New Laws Mean Good News For Those Convicted Of Some Misdemeanors :: Charlotte North Carolina DWI DUI Criminal Attorney Lawyer
Attorney J. Bradley Smith answering the question: "What is the difference between a misdemeanor and a felony?"
A range of new laws went into effect earlier this month, some that stiffen penalties and others that actually reduce jail time for some offenses. The new laws, which were implemented on December 1st, are estimated to save the state over $2 million per year thanks to the reduction in police resources normally spent on jailing individuals and paying for court appointed attorneys.

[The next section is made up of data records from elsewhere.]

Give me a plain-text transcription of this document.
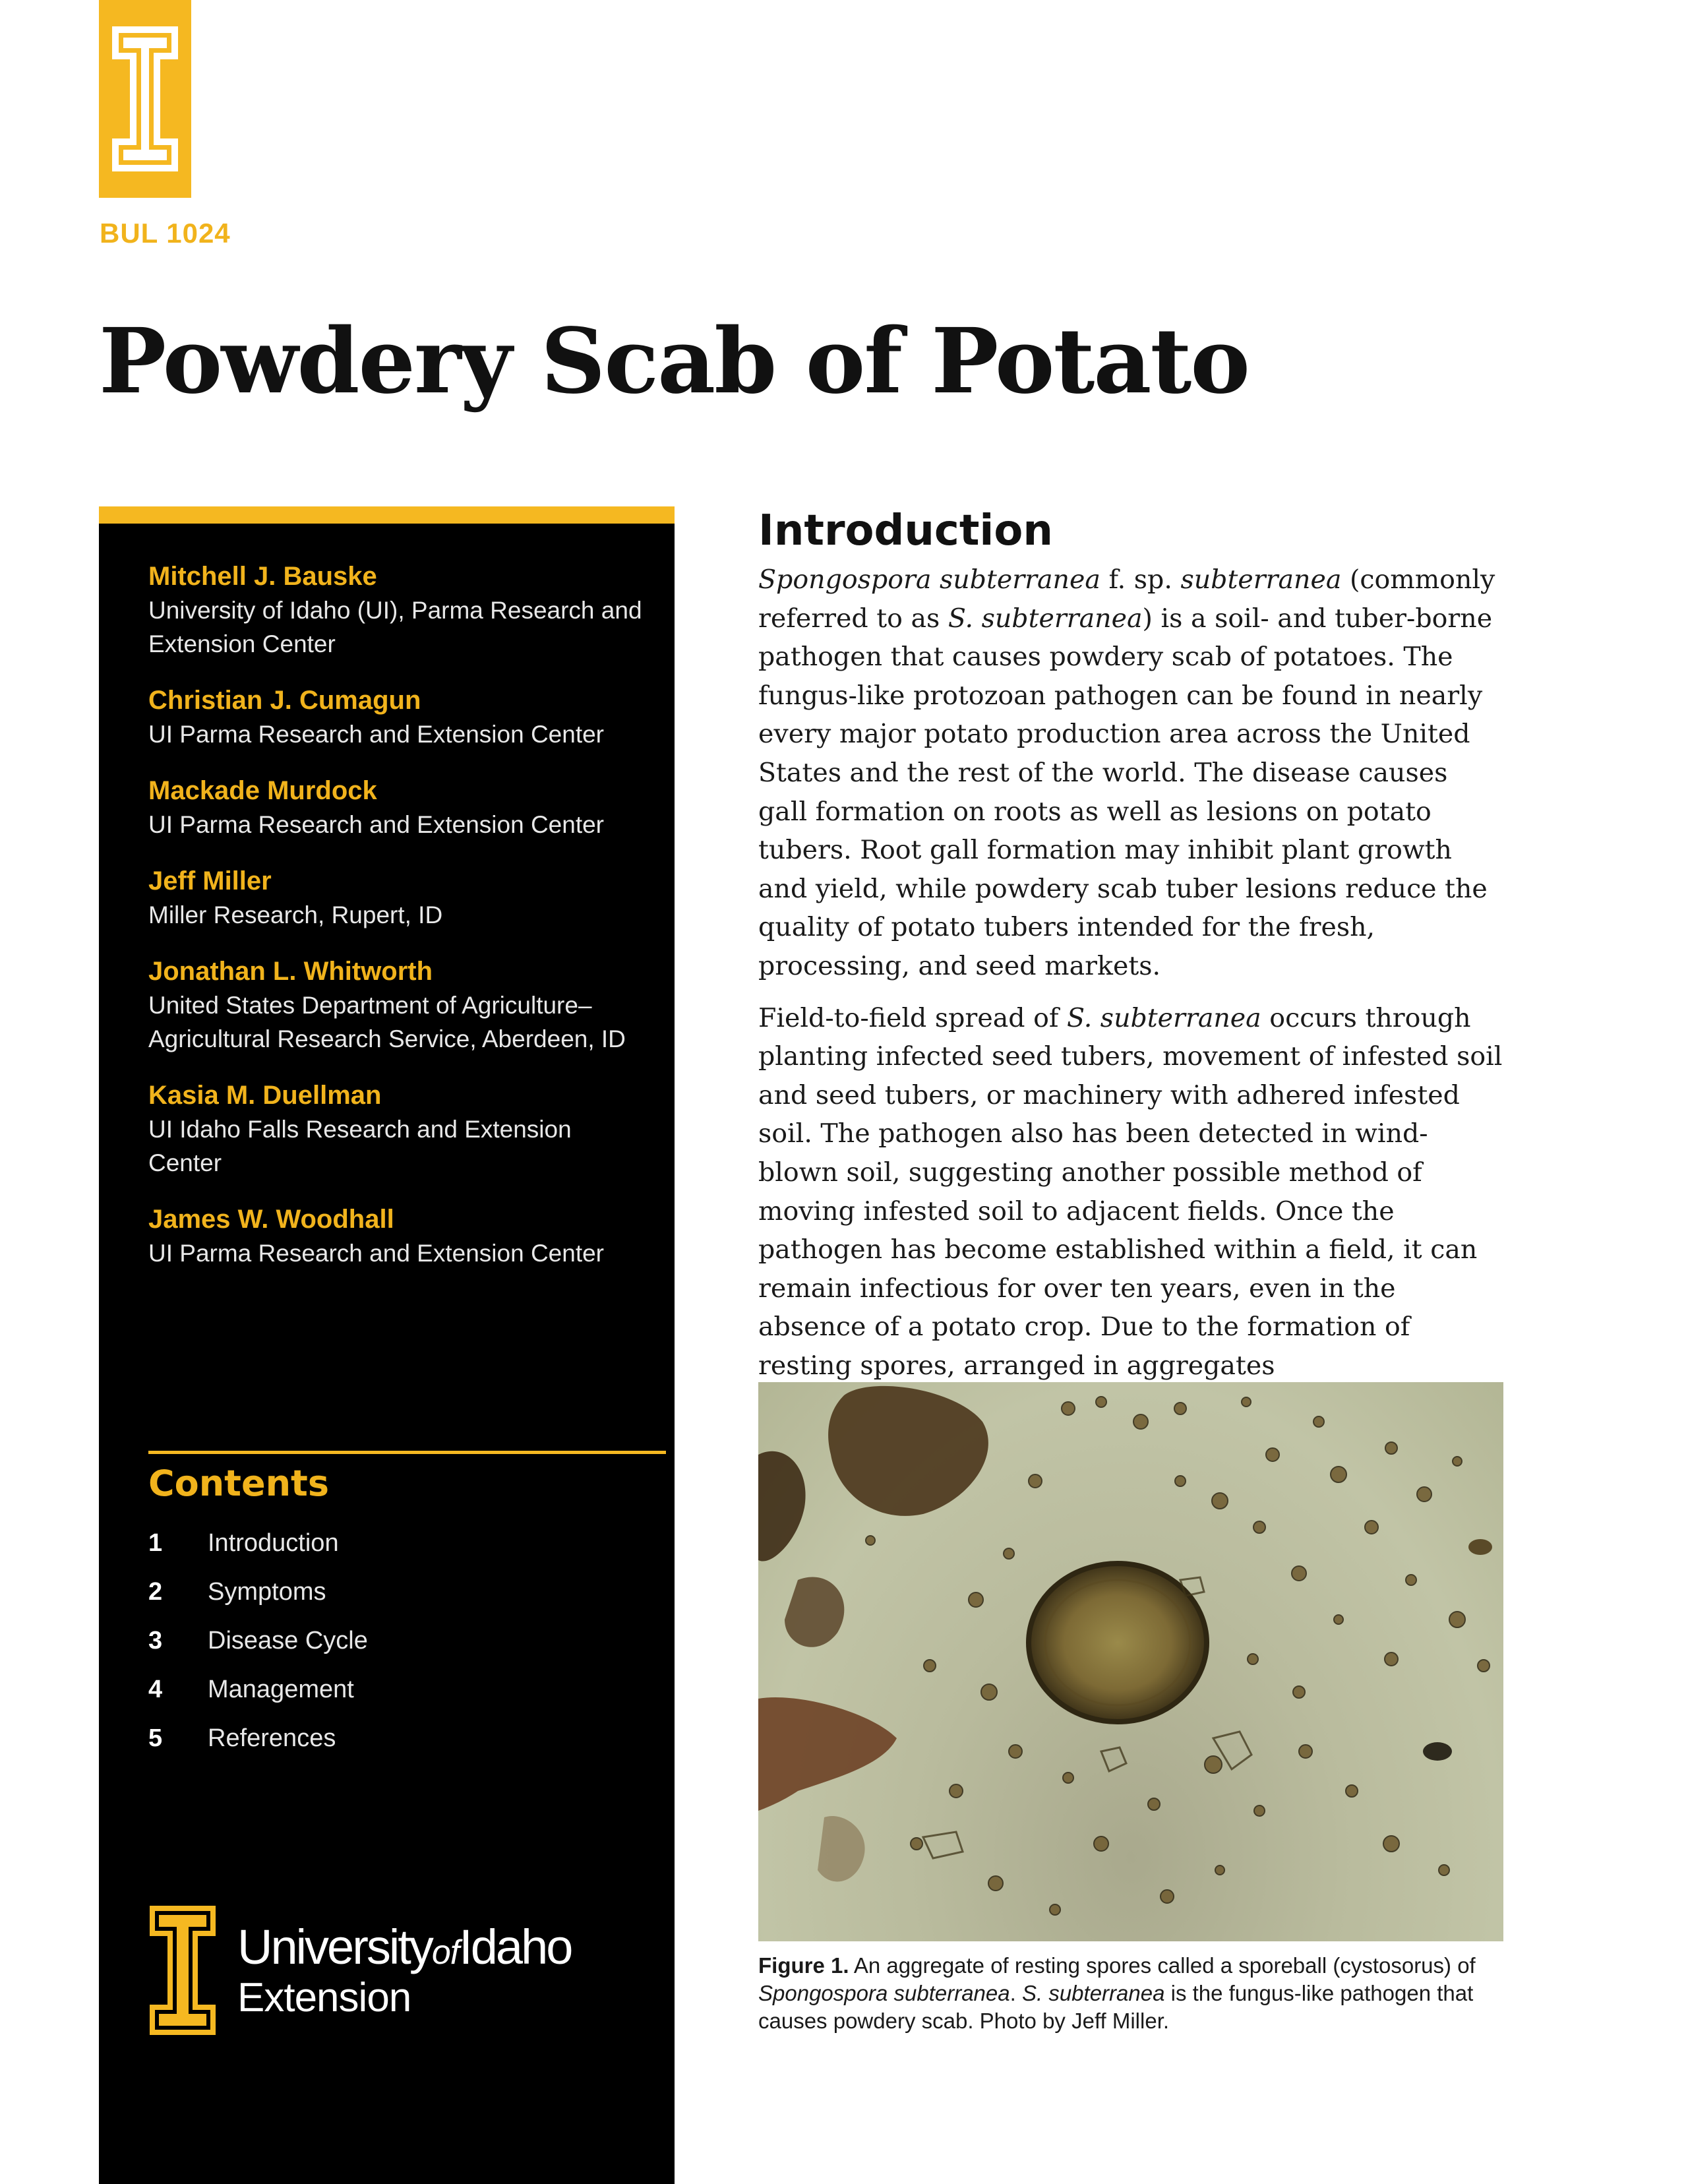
BUL 1024
Powdery Scab of Potato
Mitchell J. Bauske
University of Idaho (UI), Parma Research and Extension Center
Christian J. Cumagun
UI Parma Research and Extension Center
Mackade Murdock
UI Parma Research and Extension Center
Jeff Miller
Miller Research, Rupert, ID
Jonathan L. Whitworth
United States Department of Agriculture–Agricultural Research Service, Aberdeen, ID
Kasia M. Duellman
UI Idaho Falls Research and Extension Center
James W. Woodhall
UI Parma Research and Extension Center
Contents
1	Introduction
2	Symptoms
3	Disease Cycle
4	Management
5	References
UniversityofIdaho
Extension
Introduction

Spongospora subterranea f. sp. subterranea (commonly referred to as S. subterranea) is a soil- and tuber-borne pathogen that causes powdery scab of potatoes. The fungus-like protozoan pathogen can be found in nearly every major potato production area across the United States and the rest of the world. The disease causes gall formation on roots as well as lesions on potato tubers. Root gall formation may inhibit plant growth and yield, while powdery scab tuber lesions reduce the quality of potato tubers intended for the fresh, processing, and seed markets.

Field-to-field spread of S. subterranea occurs through planting infected seed tubers, movement of infested soil and seed tubers, or machinery with adhered infested soil. The pathogen also has been detected in wind-blown soil, suggesting another possible method of moving infested soil to adjacent fields. Once the pathogen has become established within a field, it can remain infectious for over ten years, even in the absence of a potato crop. Due to the formation of resting spores, arranged in aggregates

Figure 1. An aggregate of resting spores called a sporeball (cystosorus) of Spongospora subterranea. S. subterranea is the fungus-like pathogen that causes powdery scab. Photo by Jeff Miller.
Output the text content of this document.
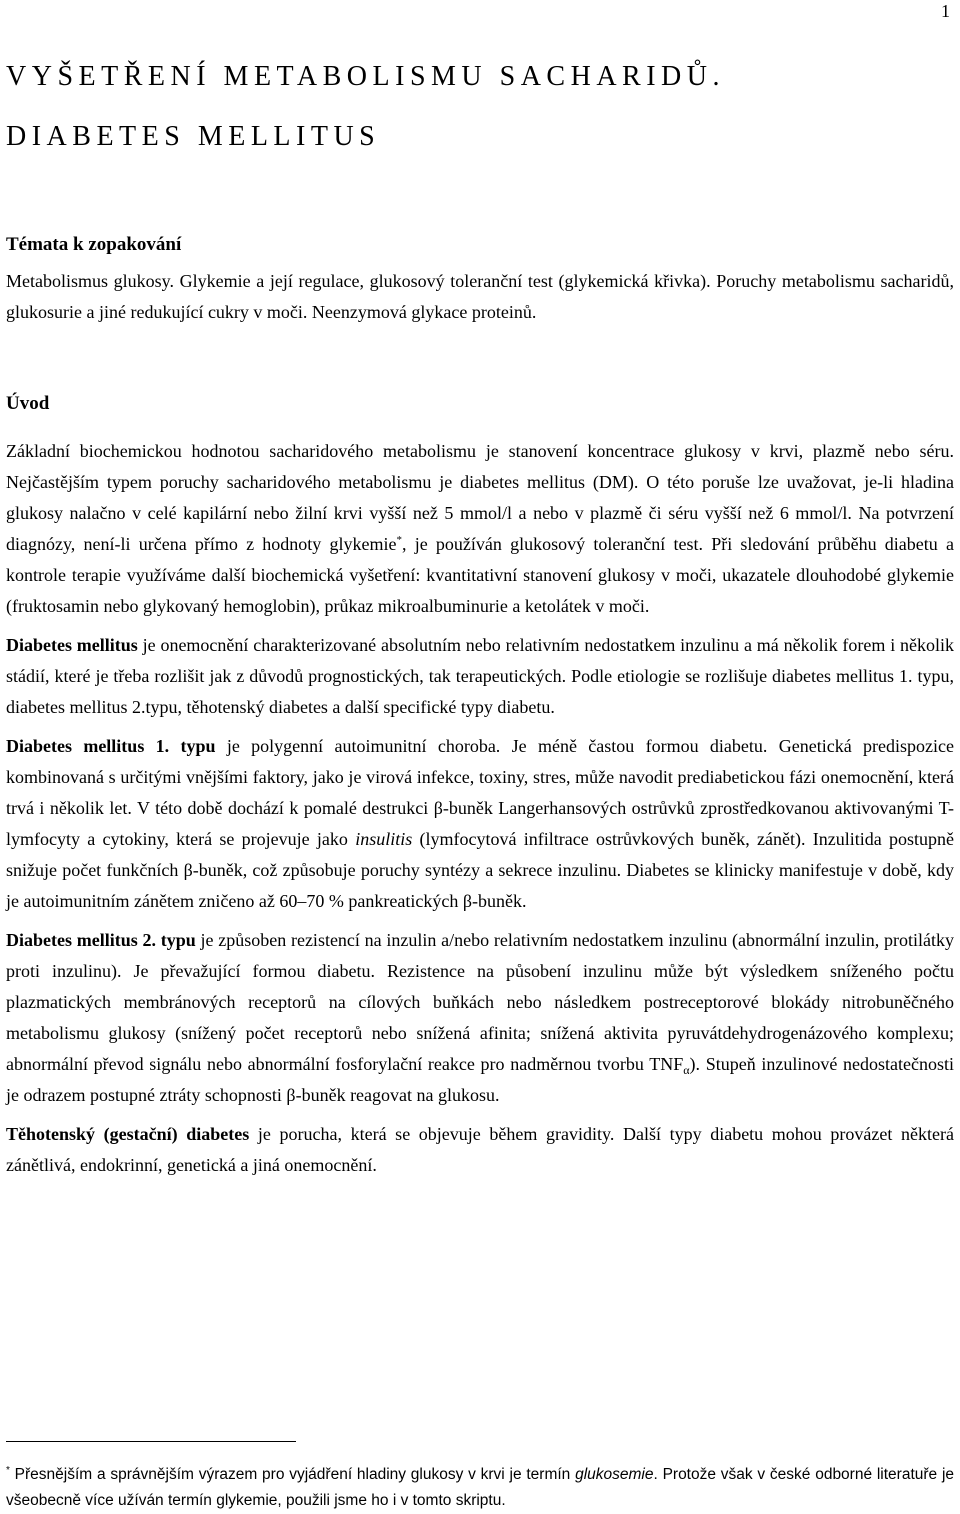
1
VYŠETŘENÍ METABOLISMU SACHARIDŮ.
DIABETES MELLITUS

Témata k zopakování

Metabolismus glukosy. Glykemie a její regulace, glukosový toleranční test (glykemická křivka). Poruchy metabolismu sacharidů, glukosurie a jiné redukující cukry v moči. Neenzymová glykace proteinů.

Úvod

Základní biochemickou hodnotou sacharidového metabolismu je stanovení koncentrace glukosy v krvi, plazmě nebo séru. Nejčastějším typem poruchy sacharidového metabolismu je diabetes mellitus (DM). O této poruše lze uvažovat, je-li hladina glukosy nalačno v celé kapilární nebo žilní krvi vyšší než 5 mmol/l a nebo v plazmě či séru vyšší než 6 mmol/l. Na potvrzení diagnózy, není-li určena přímo z hodnoty glykemie*, je používán glukosový toleranční test. Při sledování průběhu diabetu a kontrole terapie využíváme další biochemická vyšetření: kvantitativní stanovení glukosy v moči, ukazatele dlouhodobé glykemie (fruktosamin nebo glykovaný hemoglobin), průkaz mikroalbuminurie a ketolátek v moči.

Diabetes mellitus je onemocnění charakterizované absolutním nebo relativním nedostatkem inzulinu a má několik forem i několik stádií, které je třeba rozlišit jak z důvodů prognostických, tak terapeutických. Podle etiologie se rozlišuje diabetes mellitus 1. typu, diabetes mellitus 2.typu, těhotenský diabetes a další specifické typy diabetu.

Diabetes mellitus 1. typu je polygenní autoimunitní choroba. Je méně častou formou diabetu. Genetická predispozice kombinovaná s určitými vnějšími faktory, jako je virová infekce, toxiny, stres, může navodit prediabetickou fázi onemocnění, která trvá i několik let. V této době dochází k pomalé destrukci β-buněk Langerhansových ostrůvků zprostředkovanou aktivovanými T-lymfocyty a cytokiny, která se projevuje jako insulitis (lymfocytová infiltrace ostrůvkových buněk, zánět). Inzulitida postupně snižuje počet funkčních β-buněk, což způsobuje poruchy syntézy a sekrece inzulinu. Diabetes se klinicky manifestuje v době, kdy je autoimunitním zánětem zničeno až 60–70 % pankreatických β-buněk.

Diabetes mellitus 2. typu je způsoben rezistencí na inzulin a/nebo relativním nedostatkem inzulinu (abnormální inzulin, protilátky proti inzulinu). Je převažující formou diabetu. Rezistence na působení inzulinu může být výsledkem sníženého počtu plazmatických membránových receptorů na cílových buňkách nebo následkem postreceptorové blokády nitrobuněčného metabolismu glukosy (snížený počet receptorů nebo snížená afinita; snížená aktivita pyruvátdehydrogenázového komplexu; abnormální převod signálu nebo abnormální fosforylační reakce pro nadměrnou tvorbu $TNF_\alpha$). Stupeň inzulinové nedostatečnosti je odrazem postupné ztráty schopnosti β-buněk reagovat na glukosu.

Těhotenský (gestační) diabetes je porucha, která se objevuje během gravidity. Další typy diabetu mohou provázet některá zánětlivá, endokrinní, genetická a jiná onemocnění.

* Přesnějším a správnějším výrazem pro vyjádření hladiny glukosy v krvi je termín glukosemie. Protože však v české odborné literatuře je všeobecně více užíván termín glykemie, použili jsme ho i v tomto skriptu.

In North Carolina, misdemeanors are classified as Class One, Class Two or Class Three, with three being the least serious offense. Under the newly implemented laws, many Class Two offenses will now be changed to Class Three offenses and will able to be dealt with by simply paying a fine. By paying the fine, offenders can avoid the prospect of jail time and will no longer need to use a court appointed attorney to handle the matter.
Examples of some misdemeanors that changed from Class Two to Class Three include obtaining property by worthless check, driving while license is revoked, failure to notify DMV of address change, applying too much tinting to a vehicle's windows or driving more than 15 miles per hour over the speed limit.
Beyond this reduction in severity, other misdemeanors have now been reduced to infractions. These include things like operating a vehicle with an expired license, failure to sign vehicle registration card and fishing without a license (yep, that used to be a misdemeanor crime).